Abstract

The Shungura Formation of southwestern Ethiopia has yielded many tens of thousands of vertebrate fossils including hominids and microvertebrates, and in addition has also yielded fossil wood, pollen, and invertebrates. Widespread tuffs have made subdivision and detailed mapping of the formation possible, have provided material for potassium-argon dating, and have allowed direct lithostratigraphic correlation with the Koobi Fora Formation in northern Kenya. The basis for correlation between the two formations is the distinctive chemistry of the tuffs, but systematic chemical variation within some tuffs invalidates some statistical correlation techniques. Here chemical analysis of glass separates and minerals from tuffs of the Shungura and Usno Formations are presented which may allow further ties to be established when data become available on other tuffs of the Koobi Fora Formation.
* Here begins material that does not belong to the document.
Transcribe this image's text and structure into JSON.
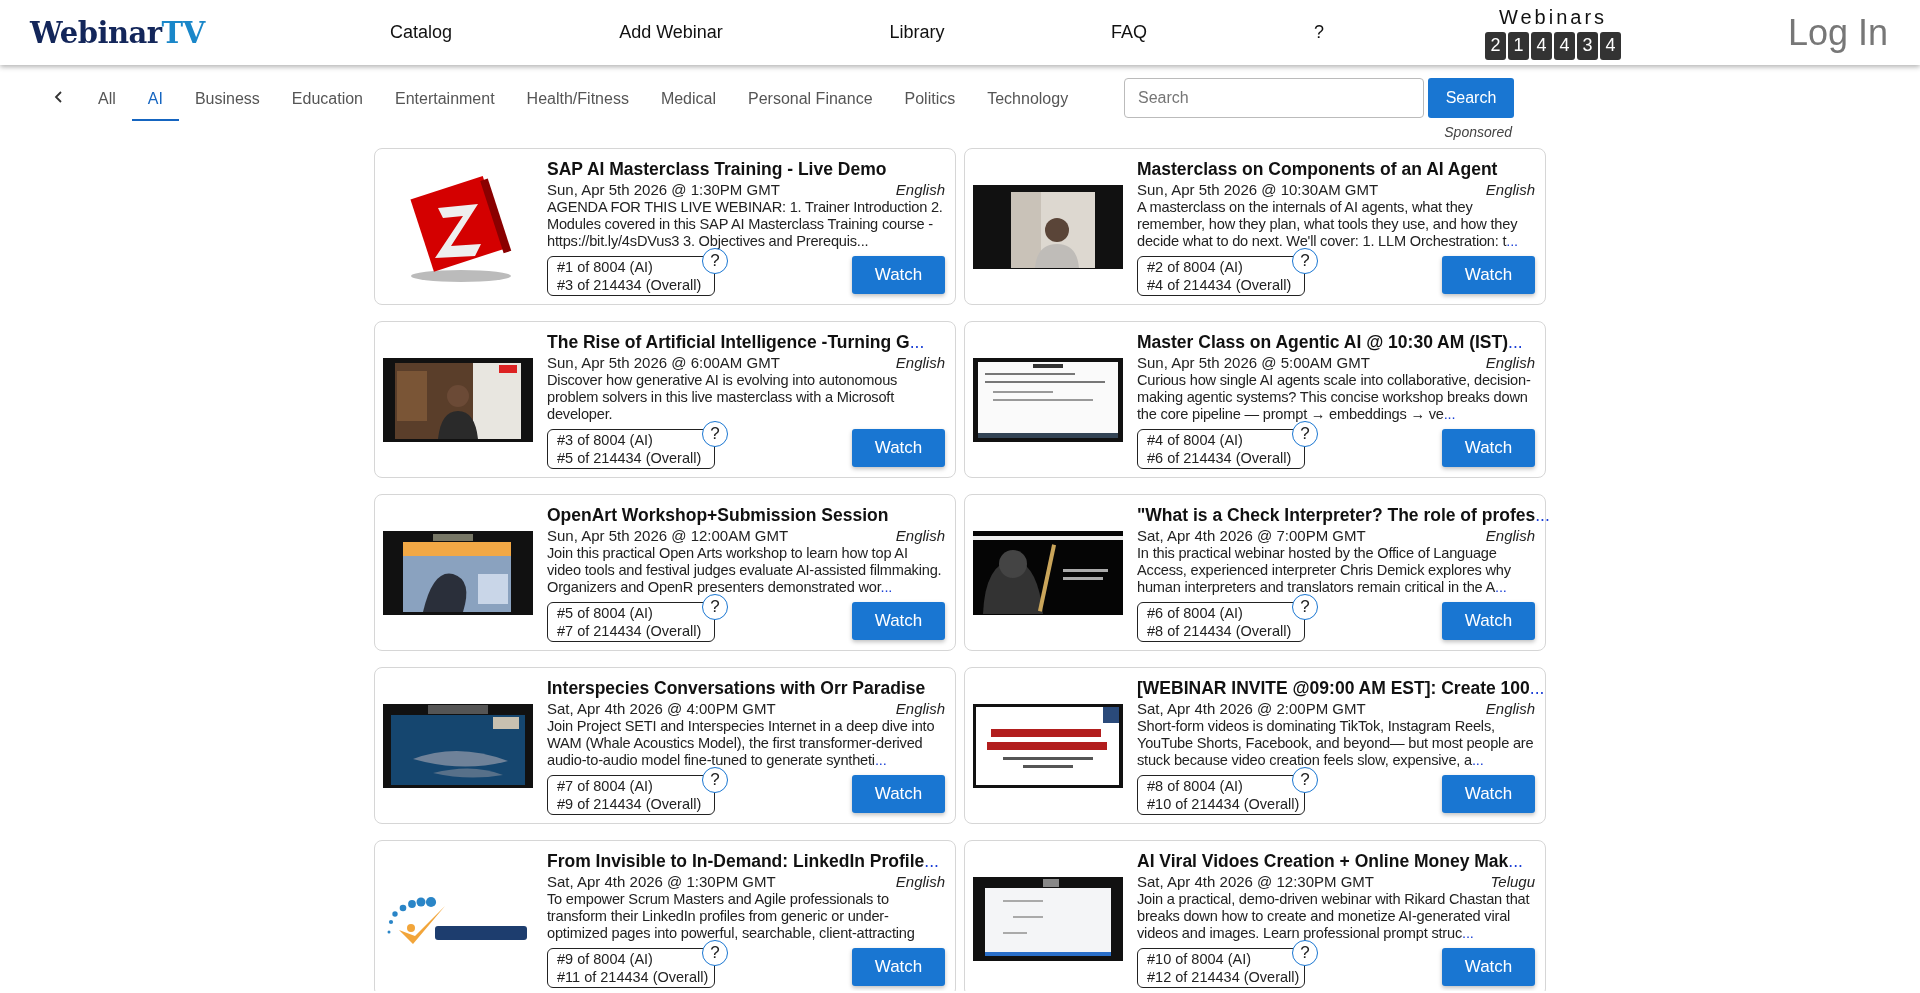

The tuffs consist primarily of glass, but also contain phenocrysts of anorthoclase, hedenbergitic pyroxene, sodic amphibole, ilmenite, titanomagnetite, chevkinite, quartz, zircon, and rarely orthopyroxene and plagioclase. The glasses show evidence of alkali loss during hydration, and are not now peralkaline, although it is likely that they were initially. The source volcanoes were most likely situated within the Ethiopian rift valley, or on its margins.